VerdeX: If you were talking to the chair of the Energy Committee of the U.S. Senate, what would you want the federal government doing to assist Austin’s climate change efforts?

Stewart:
Lloyd Doggett, our Congressman, has been great as far as getting the word out. Cap-and-trade is critical because it creates a leveling for these industries. Coming out of the renewable industry, the biggest hindrance has been not that we need a great deal of subsidies, although there is some leveling that has to be done, but it’s been the stutter-step, the inconsistency which means that investments can’t be made out two years. I don’t know of any other industry that’s had to deal with that kind of stutter-step. Consistency and a long-term intent are worth more than any single subsidy that could be given. A vision of where the platform is going to be for the foreseeable future would be extremely valuable for this industry. We’ll adapt. We’ll figure out a way to find markets and make it work.

Secondly, we need the Apollo-type projects, a proverbial fist on the table that says, “We’re doing it this time. We’re putting our money where our mouth is.” The moon analogy is overused, but it’s good in the sense that that technology didn’t exist when Kennedy made that speech. It was only because there was that much willpower at the political level that everybody said, “This guy is for real, this is going to happen, let’s get into it.” They’re not specific asks, but they’re the types of things that I think will carry more weight than anything. Obviously the extension of the tax credits and the rebates are helpful, but intent and stability are what we need.

VerdeX: In what way is Austin Energy a model? And who do you look at as a model for Austin?

Stewart: Roger Duncan, the general manager of Austin Energy, deserves an enormous amount of credit for where Austin Energy is now. He is a visionary who “got it” early on. He launched the plug-in hybrid program, when here wasn’t one nationally. To move the OEMs, to be willing to pay for the differential and demonstrate them—those kinds of things carry a lot of weight. Internally, Roger deserves a lot of credit.

You’ve got cities here that are excelling in different areas. Seattle and Portland have done some really interesting initiatives. I think there’s an increase in communication between cities to say, “I really like what you did with that program, this didn’t work, this fell on its face.”

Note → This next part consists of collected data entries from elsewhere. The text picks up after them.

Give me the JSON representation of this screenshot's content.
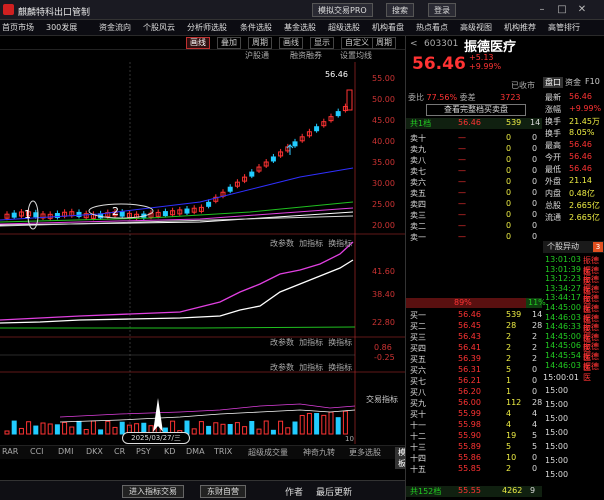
{
  "titlebar": {
    "title": "麒麟特科出口管制",
    "btn_trade": "模拟交易PRO",
    "btn_search": "搜索",
    "btn_user": "登录"
  },
  "menu": [
    "首页市场",
    "300发展",
    "资金流向",
    "个股风云",
    "分析师选股",
    "条件选股",
    "基金选股",
    "超级选股",
    "机构看盘",
    "热点看点",
    "高级视图",
    "机构推荐",
    "高管排行"
  ],
  "chart_toolbar": [
    "画线",
    "叠加",
    "周期",
    "画线",
    "显示",
    "自定义",
    "周期"
  ],
  "chart_toolbar_active": 0,
  "subheader": [
    "沪股通",
    "融资融券",
    "设置均线"
  ],
  "main": {
    "top_tag": "56.46",
    "y_labels": [
      "55.00",
      "50.00",
      "45.00",
      "40.00",
      "35.00",
      "30.00",
      "25.00",
      "20.00"
    ],
    "label_1": "1",
    "label_2": "2"
  },
  "panel2": {
    "hdr": [
      "改参数",
      "加指标",
      "换指标"
    ],
    "y_labels": [
      "41.60",
      "38.40",
      "22.80"
    ]
  },
  "panel3": {
    "hdr": [
      "改参数",
      "加指标",
      "换指标"
    ],
    "y_labels": [
      "0.86",
      "-0.25"
    ]
  },
  "panel4": {
    "hdr": [
      "改参数",
      "加指标",
      "换指标"
    ],
    "y_labels": [
      "交易指标"
    ],
    "date_label": "2025/03/27/三",
    "x_right": "10"
  },
  "ind_tabs": [
    "RAR",
    "CCI",
    "DMI",
    "DKX",
    "CR",
    "PSY",
    "KD",
    "DMA",
    "TRIX",
    "超级成交量",
    "神奇九转",
    "更多选股",
    "模板"
  ],
  "ind_tab_selected": 12,
  "bottombar": {
    "btn1": "进入指标交易",
    "btn2": "东财自营",
    "btn3": "作者",
    "btn4": "最后更新"
  },
  "quote": {
    "code": "603301",
    "name": "振德医疗",
    "price": "56.46",
    "chg": "+5.13",
    "pct": "+9.99%",
    "badge": "已收市",
    "weibi_label": "委比",
    "weibi_val": "77.56%",
    "weicha_label": "委差",
    "weicha_val": "3723",
    "tip": "查看完整档买卖盘",
    "sell_levels": [
      [
        "卖十",
        "—",
        "0",
        "0"
      ],
      [
        "卖九",
        "—",
        "0",
        "0"
      ],
      [
        "卖八",
        "—",
        "0",
        "0"
      ],
      [
        "卖七",
        "—",
        "0",
        "0"
      ],
      [
        "卖六",
        "—",
        "0",
        "0"
      ],
      [
        "卖五",
        "—",
        "0",
        "0"
      ],
      [
        "卖四",
        "—",
        "0",
        "0"
      ],
      [
        "卖三",
        "—",
        "0",
        "0"
      ],
      [
        "卖二",
        "—",
        "0",
        "0"
      ],
      [
        "卖一",
        "—",
        "0",
        "0"
      ]
    ],
    "buy_levels": [
      [
        "买一",
        "56.46",
        "539",
        "14"
      ],
      [
        "买二",
        "56.45",
        "28",
        "28"
      ],
      [
        "买三",
        "56.43",
        "2",
        "2"
      ],
      [
        "买四",
        "56.41",
        "2",
        "2"
      ],
      [
        "买五",
        "56.39",
        "2",
        "2"
      ],
      [
        "买六",
        "56.31",
        "5",
        "0"
      ],
      [
        "买七",
        "56.21",
        "1",
        "0"
      ],
      [
        "买八",
        "56.20",
        "1",
        "0"
      ],
      [
        "买九",
        "56.00",
        "112",
        "28"
      ],
      [
        "买十",
        "55.99",
        "4",
        "4"
      ],
      [
        "十一",
        "55.98",
        "4",
        "4"
      ],
      [
        "十二",
        "55.90",
        "19",
        "5"
      ],
      [
        "十三",
        "55.89",
        "5",
        "5"
      ],
      [
        "十四",
        "55.86",
        "10",
        "0"
      ],
      [
        "十五",
        "55.85",
        "2",
        "0"
      ]
    ],
    "total_label": "共1档",
    "total_price": "56.46",
    "total_vol": "539",
    "total_n": "14",
    "bar_pct_buy": "89%",
    "bar_pct_sell": "11%",
    "bottom_total_label": "共152档",
    "bottom_total_price": "55.55",
    "bottom_total_vol": "4262",
    "bottom_total_n": "9"
  },
  "right_tabs": [
    "盘口",
    "资金",
    "F10"
  ],
  "right_stats": [
    [
      "最新",
      "56.46"
    ],
    [
      "涨幅",
      "+9.99%"
    ],
    [
      "换手",
      "21.45万"
    ],
    [
      "换手",
      "8.05%"
    ],
    [
      "最高",
      "56.46"
    ],
    [
      "今开",
      "56.46"
    ],
    [
      "最低",
      "56.46"
    ],
    [
      "外盘",
      "21.14"
    ],
    [
      "内盘",
      "0.48亿"
    ],
    [
      "总股",
      "2.665亿"
    ],
    [
      "流通",
      "2.665亿"
    ]
  ],
  "right_sections": {
    "anomaly": "个股异动",
    "anomaly_badge": "3",
    "events": [
      [
        "13:01:03",
        "振德医"
      ],
      [
        "13:01:39",
        "振德医"
      ],
      [
        "13:12:23",
        "振德医"
      ],
      [
        "13:34:27",
        "振德医"
      ],
      [
        "13:44:17",
        "振德医"
      ],
      [
        "14:45:00",
        "振德医"
      ],
      [
        "14:46:03",
        "振德医"
      ],
      [
        "14:46:33",
        "振德医"
      ],
      [
        "14:45:00",
        "振德医"
      ],
      [
        "14:45:06",
        "振德医"
      ],
      [
        "14:45:54",
        "振德医"
      ],
      [
        "14:46:03",
        "振德医"
      ]
    ],
    "time_chart_label": "15:00:01",
    "time_chart_rows": [
      "15:00",
      "15:00",
      "15:00",
      "15:00",
      "15:00",
      "15:00",
      "15:00"
    ]
  },
  "colors": {
    "up": "#ff3333",
    "down": "#22cc22",
    "ma1": "#ffffff",
    "ma2": "#d4d4d4",
    "ma3": "#e040e0",
    "ma4": "#3030ff",
    "ma5": "#20c020"
  }
}
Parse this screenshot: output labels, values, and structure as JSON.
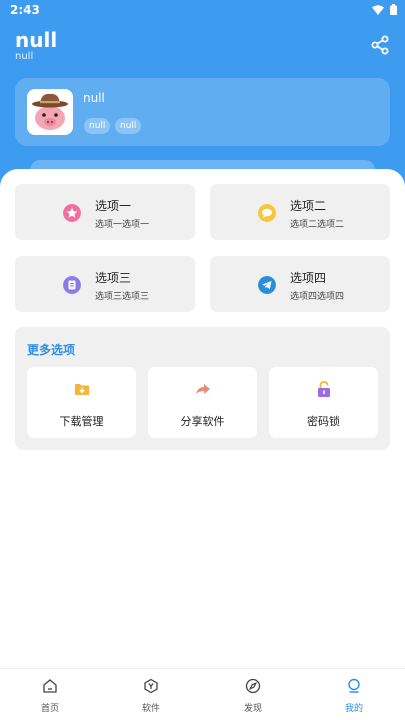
{
  "status_bar": {
    "time": "2:43"
  },
  "header": {
    "title": "null",
    "subtitle": "null"
  },
  "profile": {
    "name": "null",
    "tags": [
      "null",
      "null"
    ]
  },
  "options": [
    {
      "title": "选项一",
      "subtitle": "选项一选项一",
      "icon": "star-icon",
      "color": "#f06ea0"
    },
    {
      "title": "选项二",
      "subtitle": "选项二选项二",
      "icon": "chat-bubble-icon",
      "color": "#f5c83a"
    },
    {
      "title": "选项三",
      "subtitle": "选项三选项三",
      "icon": "document-icon",
      "color": "#8b7ae8"
    },
    {
      "title": "选项四",
      "subtitle": "选项四选项四",
      "icon": "telegram-icon",
      "color": "#2a8fd8"
    }
  ],
  "more": {
    "title": "更多选项",
    "items": [
      {
        "label": "下载管理",
        "icon": "folder-download-icon",
        "color": "#f5b43a"
      },
      {
        "label": "分享软件",
        "icon": "share-arrow-icon",
        "color": "#e98a7a"
      },
      {
        "label": "密码锁",
        "icon": "lock-icon",
        "color": "#9b6ce0"
      }
    ]
  },
  "nav": [
    {
      "label": "首页",
      "icon": "home-icon"
    },
    {
      "label": "软件",
      "icon": "software-icon"
    },
    {
      "label": "发现",
      "icon": "compass-icon"
    },
    {
      "label": "我的",
      "icon": "profile-icon",
      "active": true
    }
  ],
  "colors": {
    "primary": "#3d9bf0",
    "accent": "#2f8ee8",
    "card_bg": "#f0f0f0"
  }
}
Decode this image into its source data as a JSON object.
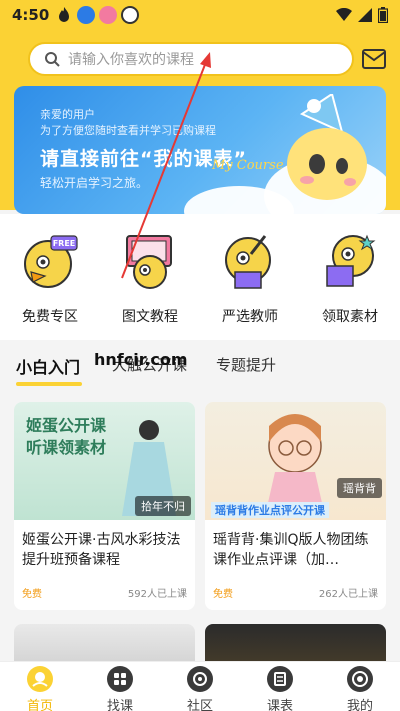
{
  "status_bar": {
    "time": "4:50",
    "icons": [
      "fire-icon",
      "app-icon-blue",
      "app-icon-pink",
      "app-icon-white"
    ],
    "right_icons": [
      "wifi-icon",
      "signal-icon",
      "battery-icon"
    ]
  },
  "search": {
    "placeholder": "请输入你喜欢的课程"
  },
  "banner": {
    "line1": "亲爱的用户",
    "line2": "为了方便您随时查看并学习已购课程",
    "headline": "请直接前往“我的课表”",
    "line3": "轻松开启学习之旅。",
    "signature": "My Course"
  },
  "categories": [
    {
      "label": "免费专区",
      "badge": "FREE"
    },
    {
      "label": "图文教程"
    },
    {
      "label": "严选教师"
    },
    {
      "label": "领取素材"
    }
  ],
  "tabs": [
    {
      "label": "小白入门",
      "active": true
    },
    {
      "label": "大触公开课",
      "active": false
    },
    {
      "label": "专题提升",
      "active": false
    }
  ],
  "watermark": "hnfcir.com",
  "courses": [
    {
      "title": "姬蛋公开课·古风水彩技法提升班预备课程",
      "thumb_title_1": "姬蛋公开课",
      "thumb_title_2": "听课领素材",
      "thumb_tag": "拾年不归",
      "price": "免费",
      "enrolled": "592人已上课"
    },
    {
      "title": "瑶背背·集训Q版人物团练课作业点评课（加…",
      "thumb_title_1": "瑶背背作业点评公开课",
      "thumb_tag": "瑶背背",
      "price": "免费",
      "enrolled": "262人已上课"
    }
  ],
  "bottom_nav": [
    {
      "label": "首页",
      "active": true,
      "icon": "home-icon"
    },
    {
      "label": "找课",
      "active": false,
      "icon": "grid-icon"
    },
    {
      "label": "社区",
      "active": false,
      "icon": "community-icon"
    },
    {
      "label": "课表",
      "active": false,
      "icon": "schedule-icon"
    },
    {
      "label": "我的",
      "active": false,
      "icon": "profile-icon"
    }
  ],
  "colors": {
    "brand_yellow": "#fbd234",
    "free_orange": "#f29a12",
    "annotation_red": "#e53935"
  }
}
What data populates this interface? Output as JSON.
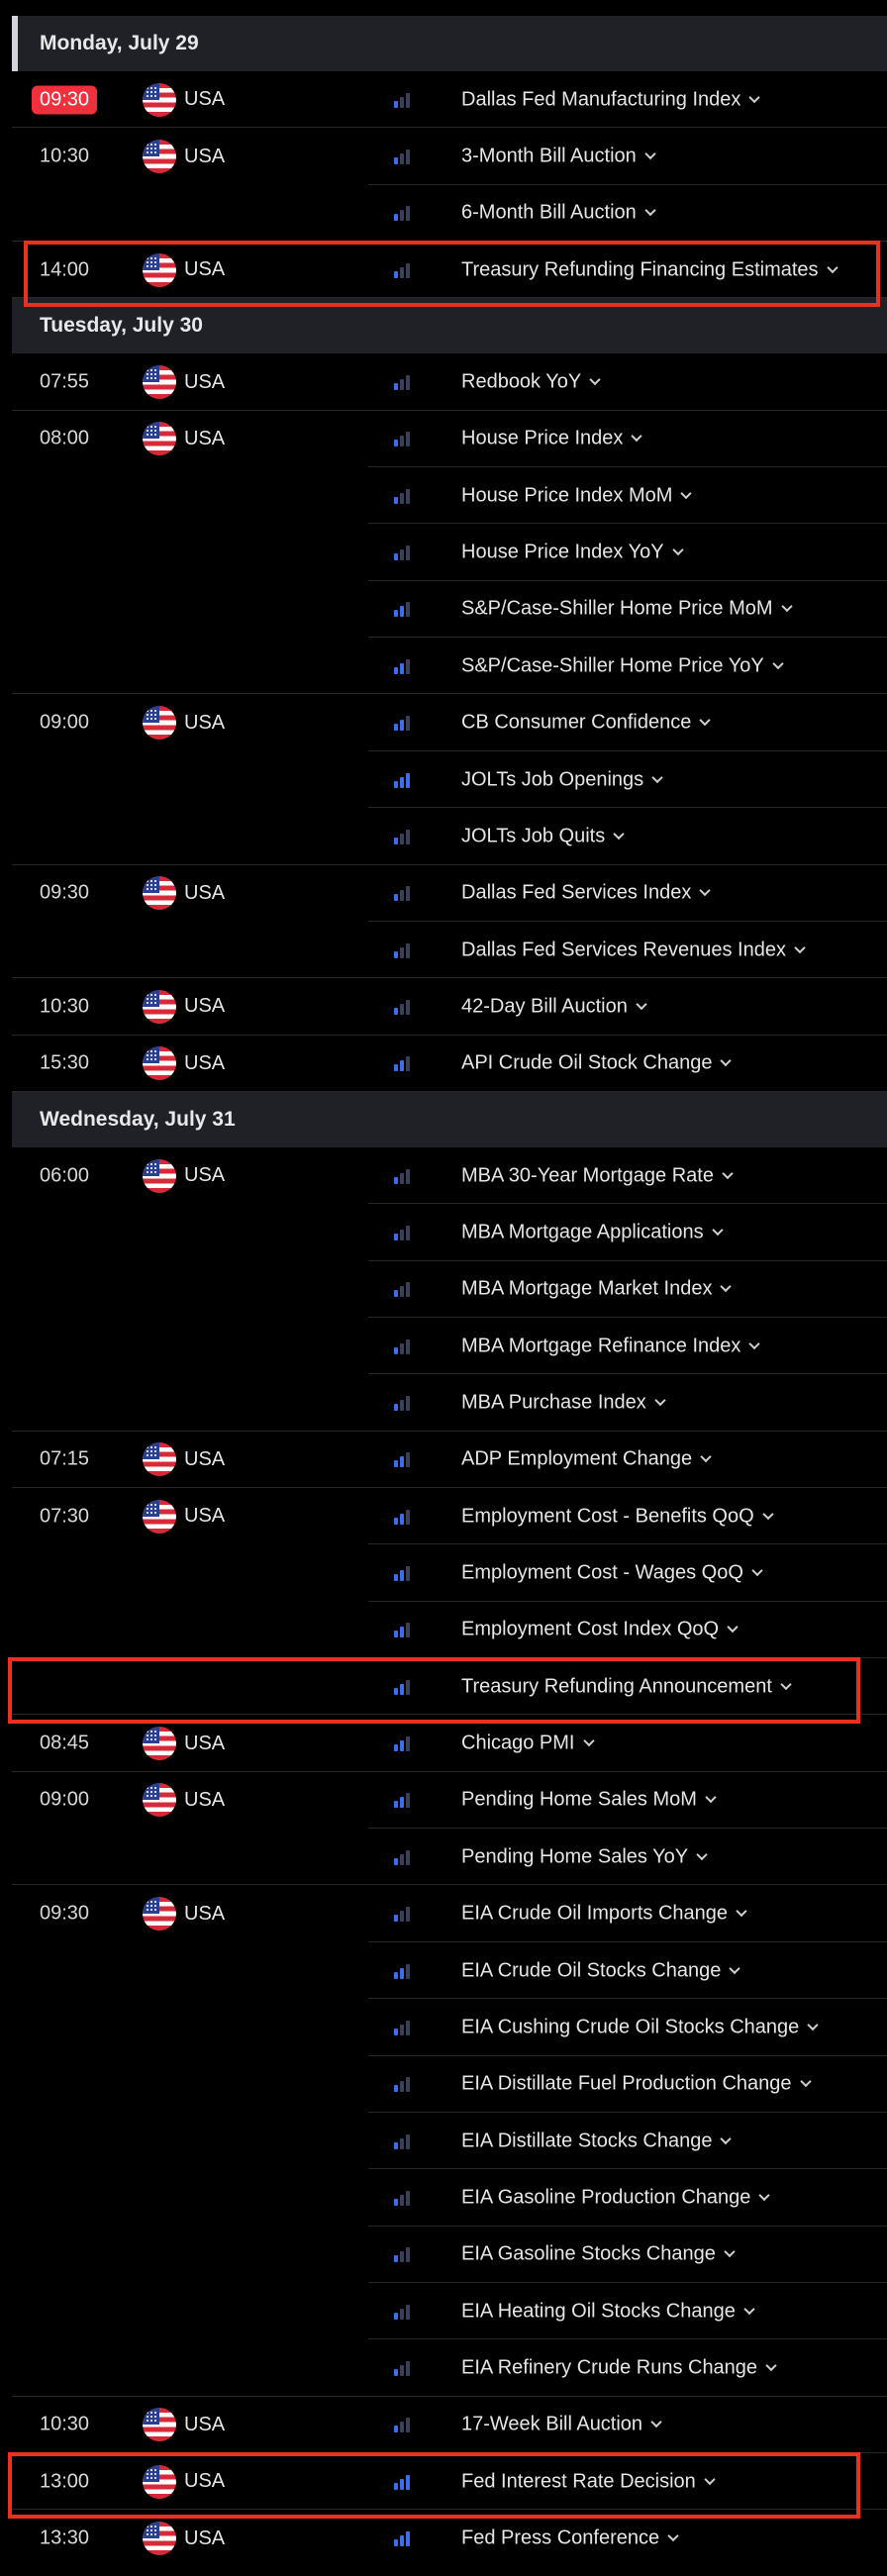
{
  "calendar": {
    "days": [
      {
        "label": "Monday, July 29",
        "active": true,
        "rows": [
          {
            "time": "09:30",
            "country": "USA",
            "impact": 1,
            "event": "Dallas Fed Manufacturing Index",
            "now": true
          },
          {
            "time": "10:30",
            "country": "USA",
            "impact": 1,
            "event": "3-Month Bill Auction"
          },
          {
            "time": "",
            "country": "",
            "impact": 1,
            "event": "6-Month Bill Auction"
          },
          {
            "time": "14:00",
            "country": "USA",
            "impact": 1,
            "event": "Treasury Refunding Financing Estimates",
            "highlight": true
          }
        ]
      },
      {
        "label": "Tuesday, July 30",
        "rows": [
          {
            "time": "07:55",
            "country": "USA",
            "impact": 1,
            "event": "Redbook YoY"
          },
          {
            "time": "08:00",
            "country": "USA",
            "impact": 1,
            "event": "House Price Index"
          },
          {
            "time": "",
            "country": "",
            "impact": 1,
            "event": "House Price Index MoM"
          },
          {
            "time": "",
            "country": "",
            "impact": 1,
            "event": "House Price Index YoY"
          },
          {
            "time": "",
            "country": "",
            "impact": 2,
            "event": "S&P/Case-Shiller Home Price MoM"
          },
          {
            "time": "",
            "country": "",
            "impact": 2,
            "event": "S&P/Case-Shiller Home Price YoY"
          },
          {
            "time": "09:00",
            "country": "USA",
            "impact": 2,
            "event": "CB Consumer Confidence"
          },
          {
            "time": "",
            "country": "",
            "impact": 3,
            "event": "JOLTs Job Openings"
          },
          {
            "time": "",
            "country": "",
            "impact": 1,
            "event": "JOLTs Job Quits"
          },
          {
            "time": "09:30",
            "country": "USA",
            "impact": 1,
            "event": "Dallas Fed Services Index"
          },
          {
            "time": "",
            "country": "",
            "impact": 1,
            "event": "Dallas Fed Services Revenues Index"
          },
          {
            "time": "10:30",
            "country": "USA",
            "impact": 1,
            "event": "42-Day Bill Auction"
          },
          {
            "time": "15:30",
            "country": "USA",
            "impact": 2,
            "event": "API Crude Oil Stock Change"
          }
        ]
      },
      {
        "label": "Wednesday, July 31",
        "rows": [
          {
            "time": "06:00",
            "country": "USA",
            "impact": 1,
            "event": "MBA 30-Year Mortgage Rate"
          },
          {
            "time": "",
            "country": "",
            "impact": 1,
            "event": "MBA Mortgage Applications"
          },
          {
            "time": "",
            "country": "",
            "impact": 1,
            "event": "MBA Mortgage Market Index"
          },
          {
            "time": "",
            "country": "",
            "impact": 1,
            "event": "MBA Mortgage Refinance Index"
          },
          {
            "time": "",
            "country": "",
            "impact": 1,
            "event": "MBA Purchase Index"
          },
          {
            "time": "07:15",
            "country": "USA",
            "impact": 2,
            "event": "ADP Employment Change"
          },
          {
            "time": "07:30",
            "country": "USA",
            "impact": 2,
            "event": "Employment Cost - Benefits QoQ"
          },
          {
            "time": "",
            "country": "",
            "impact": 2,
            "event": "Employment Cost - Wages QoQ"
          },
          {
            "time": "",
            "country": "",
            "impact": 2,
            "event": "Employment Cost Index QoQ"
          },
          {
            "time": "",
            "country": "",
            "impact": 2,
            "event": "Treasury Refunding Announcement",
            "highlight": true
          },
          {
            "time": "08:45",
            "country": "USA",
            "impact": 2,
            "event": "Chicago PMI"
          },
          {
            "time": "09:00",
            "country": "USA",
            "impact": 2,
            "event": "Pending Home Sales MoM"
          },
          {
            "time": "",
            "country": "",
            "impact": 1,
            "event": "Pending Home Sales YoY"
          },
          {
            "time": "09:30",
            "country": "USA",
            "impact": 1,
            "event": "EIA Crude Oil Imports Change"
          },
          {
            "time": "",
            "country": "",
            "impact": 2,
            "event": "EIA Crude Oil Stocks Change"
          },
          {
            "time": "",
            "country": "",
            "impact": 1,
            "event": "EIA Cushing Crude Oil Stocks Change"
          },
          {
            "time": "",
            "country": "",
            "impact": 1,
            "event": "EIA Distillate Fuel Production Change"
          },
          {
            "time": "",
            "country": "",
            "impact": 1,
            "event": "EIA Distillate Stocks Change"
          },
          {
            "time": "",
            "country": "",
            "impact": 1,
            "event": "EIA Gasoline Production Change"
          },
          {
            "time": "",
            "country": "",
            "impact": 1,
            "event": "EIA Gasoline Stocks Change"
          },
          {
            "time": "",
            "country": "",
            "impact": 1,
            "event": "EIA Heating Oil Stocks Change"
          },
          {
            "time": "",
            "country": "",
            "impact": 1,
            "event": "EIA Refinery Crude Runs Change"
          },
          {
            "time": "10:30",
            "country": "USA",
            "impact": 1,
            "event": "17-Week Bill Auction"
          },
          {
            "time": "13:00",
            "country": "USA",
            "impact": 3,
            "event": "Fed Interest Rate Decision",
            "highlight": true
          },
          {
            "time": "13:30",
            "country": "USA",
            "impact": 3,
            "event": "Fed Press Conference",
            "last": true
          }
        ]
      }
    ]
  },
  "colors": {
    "background": "#000000",
    "header_bg": "#1f2127",
    "now_badge": "#f0303c",
    "impact_active": "#3b6df2",
    "impact_inactive": "#3a3f5a",
    "highlight_border": "#e8311f"
  },
  "icons": {
    "flag": "usa-flag-icon",
    "impact": "impact-bars-icon",
    "expand": "chevron-down-icon"
  }
}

But there’s also a lot of opportunity, both at the federal level and the municipal level, for us to learn what Europe has done. They’ve been through a lot of the problems that we’re just now engaging. Take biofuels, for example. There’s been a lot of talk about food versus fuel. The E.U. has created a sustainability platform that sets criteria. We’re talking about doing something similar, so let’s not entirely reinvent this wheel. The same is true for some of the innovative stuff that’s happened in Germany, Denmark, and Belgium. Japan has done some great things in efficiency, too. There’s nothing like an island to make you efficient. When you can see the edges of where you live, you start thinking about things a lot differently.

VerdeX: If we talk again in a year, what will we talk about?

Stewart: I hope that we’ll see leadership at the federal level and that the municipalities are taking risks, doing it with the onus that the country is going to move in that direction anyway and they’ve just got to get going. I expect and I am hopeful that we’ll see an alignment of intent at the local and federal levels, if not at all the state levels. If we can connect those dots, the states will come along. I hope that the political climate has shifted enough in a year that we’re starting to see the massive investments and energy packages that reflect those needs at a local level. That would be the number one thing.

Secondly, I hope that we’ve made incredible progress in our goal towards carbon neutrality. We’re running pretty fast, and if we can make Austin a symbol that it can be done in a short timeline, then we’ll have been successful.